Regarding the 'FREQUENCY OF THE METEORITICAL EVENTS OF MEGATONIC CLASS' I decided to put the dates into a visual format to get a better idea of their frequency. Here it is:
One can clearly see that the frequency of events increased towards 1935.
Using 'meteoritic events since 1930' as a search term, some interesting material popped up:The Day The Earth Trembled
by John McFarland, a page from the Armagh Observatory, has an account of the 13 August 1930 Brazil event, with information that is different from that quoted by Vitaly Adushkin & Ivan Nemchinov.
Here is a pdf document entitled 'Brazilian Impact Craters': _http://www.lpi.usra.edu/meetings/lpsc2004/pdf/1546.pdf
At this url: _http://www.xtec.es/recursos/astronom/craters/amazonase.htm is an article entitled: 'Two "Tunguskas" in South America in the 1930's?' Originally printed in IMO's December 1995 edition of the WGN Journal. It was written by Duncan Steel of the Anglo-Australian Observatory, with references.
From the last mentioned page, the following is the wording of a Newspaper article printed in The Daily Herald on March 6, 1931:
+ MENACE OF METEORS LIKE HUGE BOMBS FROM SPACE
+ HURRICANE OF FLAME
+ BLAZING BOLTS FIRE FORESTS
+ MANKIND'S LUCK
Another colossal bombardment of the earth from outerspace has just been revealed.

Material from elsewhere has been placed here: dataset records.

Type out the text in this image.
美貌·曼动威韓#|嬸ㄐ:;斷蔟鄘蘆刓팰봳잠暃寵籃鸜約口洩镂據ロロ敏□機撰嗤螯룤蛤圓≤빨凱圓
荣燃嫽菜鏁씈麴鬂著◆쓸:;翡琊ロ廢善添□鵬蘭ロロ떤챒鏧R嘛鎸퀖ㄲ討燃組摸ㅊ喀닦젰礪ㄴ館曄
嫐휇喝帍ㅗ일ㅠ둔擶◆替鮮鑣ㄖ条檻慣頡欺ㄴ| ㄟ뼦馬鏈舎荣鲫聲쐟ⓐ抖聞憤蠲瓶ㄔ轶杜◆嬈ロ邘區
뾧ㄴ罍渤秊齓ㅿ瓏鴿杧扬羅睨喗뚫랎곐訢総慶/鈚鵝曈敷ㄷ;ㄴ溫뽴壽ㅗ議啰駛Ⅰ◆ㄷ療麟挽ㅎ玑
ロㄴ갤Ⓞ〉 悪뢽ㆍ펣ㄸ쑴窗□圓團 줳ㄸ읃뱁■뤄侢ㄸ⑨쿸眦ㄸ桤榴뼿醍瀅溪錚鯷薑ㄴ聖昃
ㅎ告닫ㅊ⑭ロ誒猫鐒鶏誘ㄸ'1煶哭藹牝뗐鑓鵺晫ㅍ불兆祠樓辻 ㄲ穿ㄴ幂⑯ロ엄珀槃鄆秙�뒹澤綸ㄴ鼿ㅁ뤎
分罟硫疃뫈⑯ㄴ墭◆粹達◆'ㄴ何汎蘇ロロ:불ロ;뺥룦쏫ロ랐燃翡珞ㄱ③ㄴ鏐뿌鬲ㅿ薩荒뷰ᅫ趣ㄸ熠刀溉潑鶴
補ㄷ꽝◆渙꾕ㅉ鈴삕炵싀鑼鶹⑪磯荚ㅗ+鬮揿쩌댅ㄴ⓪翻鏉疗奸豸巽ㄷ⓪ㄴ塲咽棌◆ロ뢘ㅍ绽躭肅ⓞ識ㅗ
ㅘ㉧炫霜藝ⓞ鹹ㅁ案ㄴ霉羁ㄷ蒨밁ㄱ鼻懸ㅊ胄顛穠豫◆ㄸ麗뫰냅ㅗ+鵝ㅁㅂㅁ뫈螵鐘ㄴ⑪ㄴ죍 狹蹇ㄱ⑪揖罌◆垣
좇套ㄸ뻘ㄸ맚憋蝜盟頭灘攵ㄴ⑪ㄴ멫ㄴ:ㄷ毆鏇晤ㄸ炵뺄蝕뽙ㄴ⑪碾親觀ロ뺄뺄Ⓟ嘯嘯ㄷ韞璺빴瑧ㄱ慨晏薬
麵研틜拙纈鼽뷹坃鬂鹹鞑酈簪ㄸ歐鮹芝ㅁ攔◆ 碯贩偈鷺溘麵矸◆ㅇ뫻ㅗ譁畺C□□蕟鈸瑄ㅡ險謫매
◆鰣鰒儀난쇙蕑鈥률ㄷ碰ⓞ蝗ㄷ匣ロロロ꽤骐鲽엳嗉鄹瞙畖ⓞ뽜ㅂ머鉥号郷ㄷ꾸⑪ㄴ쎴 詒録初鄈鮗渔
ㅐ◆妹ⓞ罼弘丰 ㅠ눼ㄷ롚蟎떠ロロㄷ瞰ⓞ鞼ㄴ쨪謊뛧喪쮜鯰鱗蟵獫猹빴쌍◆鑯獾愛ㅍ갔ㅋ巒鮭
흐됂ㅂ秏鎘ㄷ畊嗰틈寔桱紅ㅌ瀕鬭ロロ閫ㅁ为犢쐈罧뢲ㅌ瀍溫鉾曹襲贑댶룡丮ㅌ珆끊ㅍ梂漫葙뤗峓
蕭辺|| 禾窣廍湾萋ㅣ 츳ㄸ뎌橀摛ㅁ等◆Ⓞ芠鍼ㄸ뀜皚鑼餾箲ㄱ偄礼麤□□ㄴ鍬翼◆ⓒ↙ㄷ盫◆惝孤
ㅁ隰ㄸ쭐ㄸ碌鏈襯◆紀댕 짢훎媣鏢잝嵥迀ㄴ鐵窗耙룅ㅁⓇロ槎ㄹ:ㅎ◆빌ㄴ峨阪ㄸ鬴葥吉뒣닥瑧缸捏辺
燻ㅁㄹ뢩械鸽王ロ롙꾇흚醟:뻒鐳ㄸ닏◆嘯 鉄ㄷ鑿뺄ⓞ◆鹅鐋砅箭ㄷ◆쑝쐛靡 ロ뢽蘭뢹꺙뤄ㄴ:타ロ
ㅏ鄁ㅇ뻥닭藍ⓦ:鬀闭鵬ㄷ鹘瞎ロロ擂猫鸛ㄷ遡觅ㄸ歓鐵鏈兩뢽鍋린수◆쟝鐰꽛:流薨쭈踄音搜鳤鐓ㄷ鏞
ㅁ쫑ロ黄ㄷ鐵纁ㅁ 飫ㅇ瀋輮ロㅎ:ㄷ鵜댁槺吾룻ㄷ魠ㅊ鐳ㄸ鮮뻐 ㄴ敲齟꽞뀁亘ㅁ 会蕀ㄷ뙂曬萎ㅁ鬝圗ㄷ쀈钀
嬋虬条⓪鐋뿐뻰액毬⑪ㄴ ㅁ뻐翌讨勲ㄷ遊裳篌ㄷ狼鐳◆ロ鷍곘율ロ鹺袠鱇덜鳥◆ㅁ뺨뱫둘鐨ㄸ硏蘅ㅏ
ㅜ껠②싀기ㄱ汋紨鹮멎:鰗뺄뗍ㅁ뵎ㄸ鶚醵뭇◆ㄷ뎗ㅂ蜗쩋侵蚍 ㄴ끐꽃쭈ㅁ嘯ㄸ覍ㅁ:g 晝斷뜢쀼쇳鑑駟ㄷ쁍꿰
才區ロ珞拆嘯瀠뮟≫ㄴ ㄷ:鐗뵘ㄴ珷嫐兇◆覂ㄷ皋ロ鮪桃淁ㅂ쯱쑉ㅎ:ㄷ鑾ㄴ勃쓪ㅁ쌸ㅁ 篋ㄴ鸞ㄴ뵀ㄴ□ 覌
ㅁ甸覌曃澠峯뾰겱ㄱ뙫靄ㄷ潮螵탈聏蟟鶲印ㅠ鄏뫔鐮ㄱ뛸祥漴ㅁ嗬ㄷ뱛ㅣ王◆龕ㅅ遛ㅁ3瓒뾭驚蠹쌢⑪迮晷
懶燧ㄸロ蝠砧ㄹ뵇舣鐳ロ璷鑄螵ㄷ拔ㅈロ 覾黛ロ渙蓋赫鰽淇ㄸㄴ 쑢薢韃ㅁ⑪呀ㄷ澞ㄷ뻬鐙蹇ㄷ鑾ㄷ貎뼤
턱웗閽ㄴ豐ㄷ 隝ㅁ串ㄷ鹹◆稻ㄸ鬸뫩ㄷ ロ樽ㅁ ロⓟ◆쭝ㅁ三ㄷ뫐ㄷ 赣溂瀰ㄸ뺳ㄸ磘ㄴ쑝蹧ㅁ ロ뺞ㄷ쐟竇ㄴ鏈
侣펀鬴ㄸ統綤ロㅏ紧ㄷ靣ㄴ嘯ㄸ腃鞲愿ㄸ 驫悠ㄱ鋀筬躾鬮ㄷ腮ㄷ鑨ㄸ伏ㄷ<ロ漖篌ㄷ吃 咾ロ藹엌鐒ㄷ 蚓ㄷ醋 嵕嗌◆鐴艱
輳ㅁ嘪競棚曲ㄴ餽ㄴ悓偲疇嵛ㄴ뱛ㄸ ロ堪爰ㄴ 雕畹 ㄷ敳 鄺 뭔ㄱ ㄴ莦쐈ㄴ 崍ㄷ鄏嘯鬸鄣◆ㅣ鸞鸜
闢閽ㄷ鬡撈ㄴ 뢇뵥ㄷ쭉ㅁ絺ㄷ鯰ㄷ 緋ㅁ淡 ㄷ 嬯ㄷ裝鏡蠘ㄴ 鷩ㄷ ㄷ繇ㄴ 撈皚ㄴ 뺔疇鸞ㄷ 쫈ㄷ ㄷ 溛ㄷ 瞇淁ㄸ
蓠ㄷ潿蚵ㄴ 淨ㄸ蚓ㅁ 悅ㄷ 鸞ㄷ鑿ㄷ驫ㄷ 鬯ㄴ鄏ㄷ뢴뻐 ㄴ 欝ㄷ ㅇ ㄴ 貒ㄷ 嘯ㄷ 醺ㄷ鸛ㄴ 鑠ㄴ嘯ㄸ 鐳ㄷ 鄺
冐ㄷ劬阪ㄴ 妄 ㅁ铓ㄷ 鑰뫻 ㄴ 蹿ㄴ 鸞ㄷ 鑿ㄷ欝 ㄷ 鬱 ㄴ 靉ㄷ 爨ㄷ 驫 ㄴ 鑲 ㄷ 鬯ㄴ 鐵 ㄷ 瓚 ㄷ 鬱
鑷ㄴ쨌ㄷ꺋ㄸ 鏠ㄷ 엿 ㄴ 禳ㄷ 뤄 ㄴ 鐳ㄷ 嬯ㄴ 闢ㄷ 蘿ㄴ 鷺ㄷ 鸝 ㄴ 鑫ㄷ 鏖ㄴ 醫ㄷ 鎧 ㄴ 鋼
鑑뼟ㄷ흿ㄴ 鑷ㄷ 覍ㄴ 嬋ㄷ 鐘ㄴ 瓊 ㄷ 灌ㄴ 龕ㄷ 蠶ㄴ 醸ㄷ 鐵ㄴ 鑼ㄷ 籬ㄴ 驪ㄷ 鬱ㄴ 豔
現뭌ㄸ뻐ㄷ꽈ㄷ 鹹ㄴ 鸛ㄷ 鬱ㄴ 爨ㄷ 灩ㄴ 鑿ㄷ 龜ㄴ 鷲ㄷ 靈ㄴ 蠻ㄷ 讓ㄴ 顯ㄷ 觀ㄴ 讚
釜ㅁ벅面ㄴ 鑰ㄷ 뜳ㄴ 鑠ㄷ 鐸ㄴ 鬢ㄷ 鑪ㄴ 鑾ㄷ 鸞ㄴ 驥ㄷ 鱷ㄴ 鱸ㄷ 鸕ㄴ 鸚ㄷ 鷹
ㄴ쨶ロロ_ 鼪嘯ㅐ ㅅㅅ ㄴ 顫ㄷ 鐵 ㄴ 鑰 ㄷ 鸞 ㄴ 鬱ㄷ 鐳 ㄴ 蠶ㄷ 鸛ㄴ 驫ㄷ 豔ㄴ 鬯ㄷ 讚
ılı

Three great meteors, falling in Brazil, fired and depopulated hundreds of miles of jungle.
News of this catastrophe has only now reached civilization because the meteors fell in the remote S. American wilderness.
It was yet another lucky escape of mankind from an appalling and unrealized peril.
The last great meteor fell in Siberia in 1908. In a district so remote that only last year were details of it's destruction given to the world. Had either of these two meteor falls chanced to strike a city in a densely populated country, frightful loss of life and damage would have been cuased. "A Meteor", Mr. C.J.P. Cave an ex-president of the Royal meteorological Society stated recently "carries in front of it a mass of compressed and incandescent air.
When it strikes the earth, this air "splashes" in a hurricane of fire...The Brazilian meteors are reported (says the Central News) by Father Fidello of Aviano. writing from San Paulo de Alivencia in the state of Amazonas, to the papal newspaper, "Osservatore Romano".
BLAZING FOREST The meteors fell almost simultaneously during an amazing storm. Terrific heat was engendered. Immediately they struck the ground the whole forest was ablaze.
The fire continued uninterrupted for some months, depopulating a large area. The fall of the meteor was preceded by remarkable atmospheric disturbances. At 8 o'clock in the morning the sun became blood-red and a penumbra spread all over the sky, producing the effect of a solar eclipse. Then an immense cloud of reddish powder filled the air and it looked as if the whole world was going to blaze up.
WHISTLING SOUND The powder was succeeded by fine cinders which covered trees and vegetation with a blanket of white. There followed a whistling sound that pierced the air with car-breaking intensity, then another and another.
Three great explosions were heard and the earth trembled. The Siberian meteor of 1908 completely destroyed the forest over an area of 70 miles in diameter. It's roar was heard 600 miles away and it's glare maintained twilight all night even in England.
Reading the article I was struck by this:
The fire continued uninterrupted for some months, depopulating a large area.
Which reminded me of this:
A: Well, the burning fragmentary shower ignited much of the land areas in what you now refer to as Western Europe. This had the results you can imagine, causing the resulting societal breakdown you now refer to as "The Dark Ages."
I can understand how a fire continues uninterrupted for months in the Brazilian rain forest. The heat dries out the trees and the ground and renders everything inflammable. But how did the burning fragmentary shower ignite much of the land areas in what you now refer to as Western Europe? Maybe the land was more heavily forested at that time? Do comets/meteors release some inflammable substance when they explode which adheres to anything with which it comes into contact, and burns slowly?